About the Editor in Chief

John Shroder

John Shroder
Dr. John (Jack) F. Shroder received his bachelor’s degree in geology from Union College in 1961; his masters in geology from the University of Massachusetts – Amherst in 1963, and his Ph.D. in geology at the University of Utah in 1967. He has been actively pursuing research on landforms and natural resources in the high mountain environments of the Rocky Mountains, the Afghanistan Hindu Kush, and the Karakoram Himalaya of Pakistan for over a half century. His teaching specialties have been primarily geomorphology, but also physical and historical geology and several other courses at the University of Nebraska at Omaha where he was the founding professor of the Geology major. While there he was instrumental in founding the Center for Afghanistan Studies in 1972, and he was the lead geologist for the Bethsaida Archaeological Project in Israel in the 1990s. He taught geology as an NSF-, USAID, and Fulbright-sponsored professor at Kabul University in 1977-78, as well as a Fulbright award to Peshawar University in 1983-84. He has some 63 written or edited books to his credit and more than 200 professional papers, with emphases on landslides, glaciers, flooding, and mineral resources in Afghanistan.

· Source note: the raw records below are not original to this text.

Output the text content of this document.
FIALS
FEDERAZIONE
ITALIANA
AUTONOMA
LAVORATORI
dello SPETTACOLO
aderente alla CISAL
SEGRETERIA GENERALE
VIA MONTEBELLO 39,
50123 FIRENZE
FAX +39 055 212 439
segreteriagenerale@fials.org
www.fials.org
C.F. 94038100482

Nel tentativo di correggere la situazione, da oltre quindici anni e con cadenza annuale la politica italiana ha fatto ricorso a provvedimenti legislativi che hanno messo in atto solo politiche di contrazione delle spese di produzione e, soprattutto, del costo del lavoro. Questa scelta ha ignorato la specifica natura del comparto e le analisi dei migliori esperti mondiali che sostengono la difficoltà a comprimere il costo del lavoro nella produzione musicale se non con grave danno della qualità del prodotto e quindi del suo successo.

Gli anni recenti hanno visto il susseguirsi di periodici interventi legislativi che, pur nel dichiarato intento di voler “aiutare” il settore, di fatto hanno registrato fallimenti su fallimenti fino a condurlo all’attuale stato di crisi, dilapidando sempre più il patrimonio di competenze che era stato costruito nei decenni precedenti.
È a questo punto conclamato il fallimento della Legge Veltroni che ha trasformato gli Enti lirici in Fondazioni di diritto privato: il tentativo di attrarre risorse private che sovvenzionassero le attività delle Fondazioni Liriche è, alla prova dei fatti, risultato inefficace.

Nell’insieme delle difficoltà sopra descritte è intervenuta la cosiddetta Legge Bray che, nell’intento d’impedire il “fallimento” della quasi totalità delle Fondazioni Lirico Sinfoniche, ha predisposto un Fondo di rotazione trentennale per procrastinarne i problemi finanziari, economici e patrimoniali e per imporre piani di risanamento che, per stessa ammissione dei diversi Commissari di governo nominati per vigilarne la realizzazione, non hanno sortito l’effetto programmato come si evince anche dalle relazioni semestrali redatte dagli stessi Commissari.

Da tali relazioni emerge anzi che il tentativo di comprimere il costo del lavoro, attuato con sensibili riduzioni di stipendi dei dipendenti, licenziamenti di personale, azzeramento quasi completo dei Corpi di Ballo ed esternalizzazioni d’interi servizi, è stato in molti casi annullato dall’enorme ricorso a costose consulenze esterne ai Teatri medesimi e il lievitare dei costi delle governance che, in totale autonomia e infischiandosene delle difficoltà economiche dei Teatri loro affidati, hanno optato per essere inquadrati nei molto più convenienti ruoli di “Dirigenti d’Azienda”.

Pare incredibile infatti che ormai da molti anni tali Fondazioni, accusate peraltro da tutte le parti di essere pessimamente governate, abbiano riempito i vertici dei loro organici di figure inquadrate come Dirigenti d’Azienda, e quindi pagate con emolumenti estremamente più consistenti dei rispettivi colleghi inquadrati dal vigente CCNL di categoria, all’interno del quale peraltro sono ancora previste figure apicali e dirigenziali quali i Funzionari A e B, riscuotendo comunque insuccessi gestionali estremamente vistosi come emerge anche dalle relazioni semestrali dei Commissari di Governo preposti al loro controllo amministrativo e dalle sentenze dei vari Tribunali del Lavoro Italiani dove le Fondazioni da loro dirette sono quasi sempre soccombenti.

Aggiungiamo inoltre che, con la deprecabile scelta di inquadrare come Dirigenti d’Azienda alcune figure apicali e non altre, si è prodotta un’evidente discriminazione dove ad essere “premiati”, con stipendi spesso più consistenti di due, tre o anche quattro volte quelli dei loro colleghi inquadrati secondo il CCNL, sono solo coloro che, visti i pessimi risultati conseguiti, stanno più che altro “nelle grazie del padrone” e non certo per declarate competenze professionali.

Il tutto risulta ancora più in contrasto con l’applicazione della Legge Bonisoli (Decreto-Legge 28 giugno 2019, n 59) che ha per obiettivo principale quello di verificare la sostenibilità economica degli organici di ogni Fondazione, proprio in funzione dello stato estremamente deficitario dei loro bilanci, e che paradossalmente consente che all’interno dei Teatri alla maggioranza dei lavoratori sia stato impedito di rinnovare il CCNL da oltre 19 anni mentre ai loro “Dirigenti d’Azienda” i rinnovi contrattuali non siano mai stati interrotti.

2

He is a Fellow of the Geological Society of America and the American Association for the Advancement of Science and has received Distinguished Career awards from both the Mountain and the Geomorphology Specialty Groups of the Association of American Geographers. In the recent decade as an Emeritus Professor, he served as a Trustee of the Geological Society of America Foundation where he set up a research scholarship, the Shroder Mass Movement award for masters and doctoral candidates. For the past two decades, he has been the Editor-in-Chief for the Developments in Earth Surface Processes book series of Elsevier Publishing, as well as the 10-volumes of the Treatise on Geomorphology, and the Hazards, Risks, and Disasters book series, both in second editions. Recently, Dr. Shroder was ranked among the top 2 percent of researchers worldwide by the October study conducted by Stanford University.

Affiliations and Expertise

Senior Research Scholar, Center for Afghanistan Studies, Emeritus Professor of Geography and Geology, University of Nebraska at Omaha, Omaha, NE, USA

About the Editor

Douglas Paton

Douglas Paton is Professor in the School of Psychology and Clinical Sciences at Charles Darwin University in Australia as of November 2016; previously he was at the University of Tasmania. He is a Technical Advisor on Risk Communication to the World Health Organisation, a member of the Risk Interpretation sub-committee of IRDR (UN-ISDR), and an advisor to the Australian Red Cross on community resilience. His work informs policy and practice for natural and health (pandemic) hazards through these roles. He is also the editor of Wildfire Hazards, Risks, and Disasters, part of the Elsevier Hazards, Risks, and Disasters series, edited by James Schroeder.